I won’t go into detail about inspiration in this post. I think it is a very interesting subject, and I would like to go more into depth in a later post.
Can inspiration be learned? No. If it could, then we would all be inspired all the time. I think what can be improved though, is our ability to recognize what the inspiration is, and how capitalize on it. What do I mean?
Well for example, if you think you’ve been inspired to write a Symphony, what inspired you? Was it a melody you heard? Was it a vision of a peaceful lake? Was it from God? Is the inspiration something concrete, like an actual melody, or is it just a passion to write?
And then what comes when the inspiration goes away, which eventually, it will, if only temporarily? This is where discipline comes in.
So another one for “Can’t learn how to compose music.” Not looking so great. But wait… there is one more thing.

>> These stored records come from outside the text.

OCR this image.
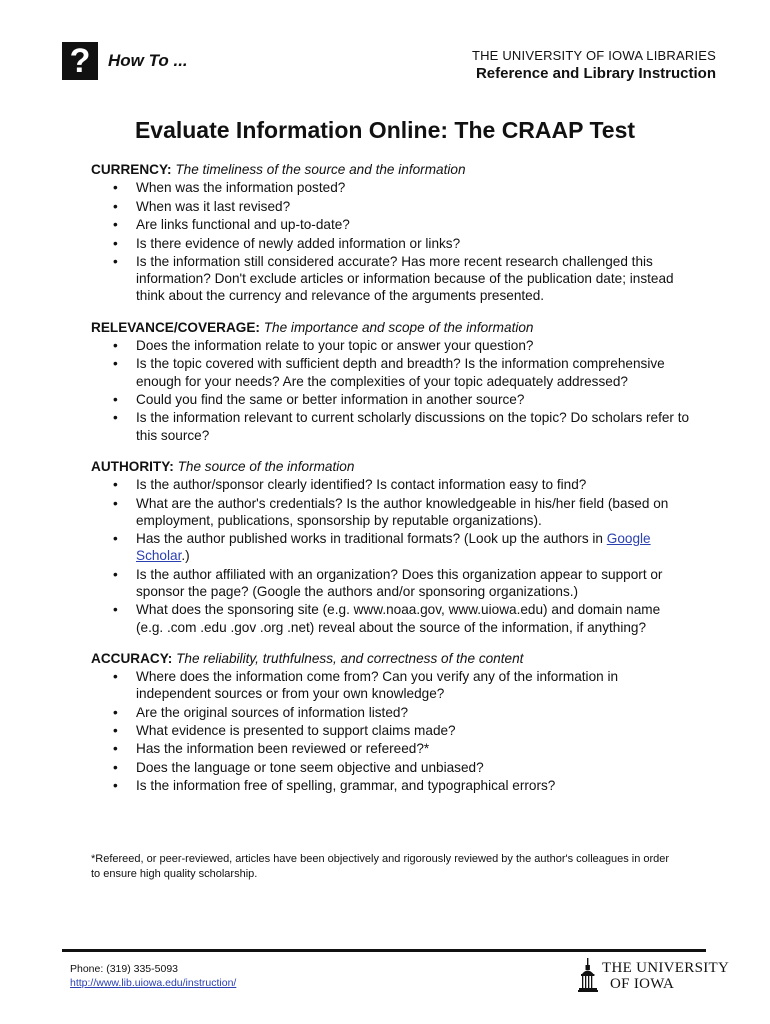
?	How To ...	THE UNIVERSITY OF IOWA LIBRARIES
Reference and Library Instruction
Evaluate Information Online: The CRAAP Test
CURRENCY: The timeliness of the source and the information
• When was the information posted?
• When was it last revised?
• Are links functional and up-to-date?
• Is there evidence of newly added information or links?
• Is the information still considered accurate? Has more recent research challenged this information? Don't exclude articles or information because of the publication date; instead think about the currency and relevance of the arguments presented.
RELEVANCE/COVERAGE: The importance and scope of the information
• Does the information relate to your topic or answer your question?
• Is the topic covered with sufficient depth and breadth? Is the information comprehensive enough for your needs? Are the complexities of your topic adequately addressed?
• Could you find the same or better information in another source?
• Is the information relevant to current scholarly discussions on the topic? Do scholars refer to this source?
AUTHORITY: The source of the information
• Is the author/sponsor clearly identified? Is contact information easy to find?
• What are the author's credentials? Is the author knowledgeable in his/her field (based on employment, publications, sponsorship by reputable organizations).
• Has the author published works in traditional formats? (Look up the authors in Google Scholar.)
• Is the author affiliated with an organization? Does this organization appear to support or sponsor the page? (Google the authors and/or sponsoring organizations.)
• What does the sponsoring site (e.g. www.noaa.gov, www.uiowa.edu) and domain name (e.g. .com .edu .gov .org .net) reveal about the source of the information, if anything?
ACCURACY: The reliability, truthfulness, and correctness of the content
• Where does the information come from? Can you verify any of the information in independent sources or from your own knowledge?
• Are the original sources of information listed?
• What evidence is presented to support claims made?
• Has the information been reviewed or refereed?*
• Does the language or tone seem objective and unbiased?
• Is the information free of spelling, grammar, and typographical errors?
*Refereed, or peer-reviewed, articles have been objectively and rigorously reviewed by the author's colleagues in order to ensure high quality scholarship.
Phone: (319) 335-5093
http://www.lib.uiowa.edu/instruction/
THE UNIVERSITY
OF IOWA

I think the best thing that you can do to learn how to compose music, is to start connecting with other composers. We have this image, mostly from the Romantic era, of the “lone composer,” struggling by candle light to compose his masterpiece alone. He hasn’t eaten for days, and all he’s had to drink is a glass of wine… blah, blah, blah. It’s not really true. It’s more of a fantasy.
Once again, all of the great composers of the past, have been in places where there were other composers. Most of them cultivated relationships, and critiqued each others music. Just look at the correspondence between Mahler and Strauss.
Connecting once again, is a skill that can be learned. Sometimes you have to force yourself, but when you do, it will improve your composing. It may not be through direct “criticism,” either. It may be the ethereal “Inspiration,” or it could just be a kick in the pants to start composing again. In fact, almost anything can be improved by connecting with other composers.
The Final Tally
- Can learn how to compose music – 3
- Can’t learn how to compose music – 2
So the good guys won. Yay! Seriously though, don’t let anyone bring you down by telling you that composing can’t be learned. Just keep at it. Look at it like anything else, learning to paint, type, or even drive a car. You will get better the more you do it.
It doesn’t matter that you cannot learn inspiration or creativity. They will come. Everything else can be improved. Everything else must be improved. Its all preparation for when you do get inspiration and feel creative. If you have not prepared, then when inspiration comes, you will not be able to capitalize on it.
What do you think? Can you learn how to compose music?